The only practical alternative, because we can only control our reaction to Putin and not Putin himself, is to relax the sanctions, stop aid to Ukraine, and let Putin have what he wants. Of course, that teaches Putin the lesson, par excellence, that he can get away with grabbing whatever he wants, because the West really is weak and timid and will just let him have it. It is, after all, precisely what Putin learned from the generally non-confrontational responses to his invasions of Crimea and Donbas. And that, in turn, merely paves the way to even worse bloodshed later.

Well, there is also the alternative of dramatic escalation, i.e. entering the conflict and having NATO face Russia directly. In other words, World War III. We have seen over the past two weeks the quality of the Russian military, so it is pretty clear that Russia would start losing such a war, badly. At that point Russia will turn to its nuclear arsenal, and we all know where things end up from there. Note that a no-fly zone is such an escalation, because it will result in NATO shooting down Russian planes.

So the only other class of alternative is so dramatically worse than the other alternatives, that no sane person would want to consider it. This is why even hard-headed military types like the head of NATO want nothing to do with a no-fly zone in Ukraine.

This lack of any good response, and the resulting certainty of a period of prolonged bloodshed and suffering, is in fact what upset me the most when I heard the news that Putin had launched a full-scale invasion.

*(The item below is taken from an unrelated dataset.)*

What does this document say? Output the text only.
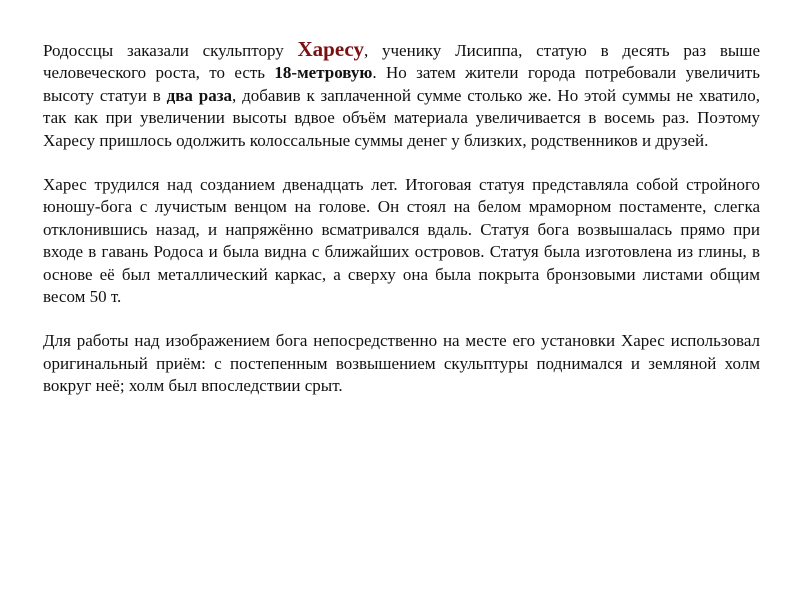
Родоссцы заказали скульптору Харесу, ученику Лисиппа, статую в десять раз выше человеческого роста, то есть 18-метровую. Но затем жители города потребовали увеличить высоту статуи в два раза, добавив к заплаченной сумме столько же. Но этой суммы не хватило, так как при увеличении высоты вдвое объём материала увеличивается в восемь раз. Поэтому Харесу пришлось одолжить колоссальные суммы денег у близких, родственников и друзей.

Харес трудился над созданием двенадцать лет. Итоговая статуя представляла собой стройного юношу-бога с лучистым венцом на голове. Он стоял на белом мраморном постаменте, слегка отклонившись назад, и напряжённо всматривался вдаль. Статуя бога возвышалась прямо при входе в гавань Родоса и была видна с ближайших островов. Статуя была изготовлена из глины, в основе её был металлический каркас, а сверху она была покрыта бронзовыми листами общим весом 50 т.

Для работы над изображением бога непосредственно на месте его установки Харес использовал оригинальный приём: с постепенным возвышением скульптуры поднимался и земляной холм вокруг неё; холм был впоследствии срыт.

When I have talked earlier about the responses being as good as I could have imagined, I meant they were so given the overall circumstances, which are pretty bleak.

So make no mistake: what the West is doing is definitely going to prolong an already bloody war, and guarantee a huge amount of civilian deaths and utter destruction for the infrastructure of Ukraine, and cause no shortage of misery throughout Russia as well. Yet it is simultaneously the best response possible.

And that is the real tragedy of the current situation.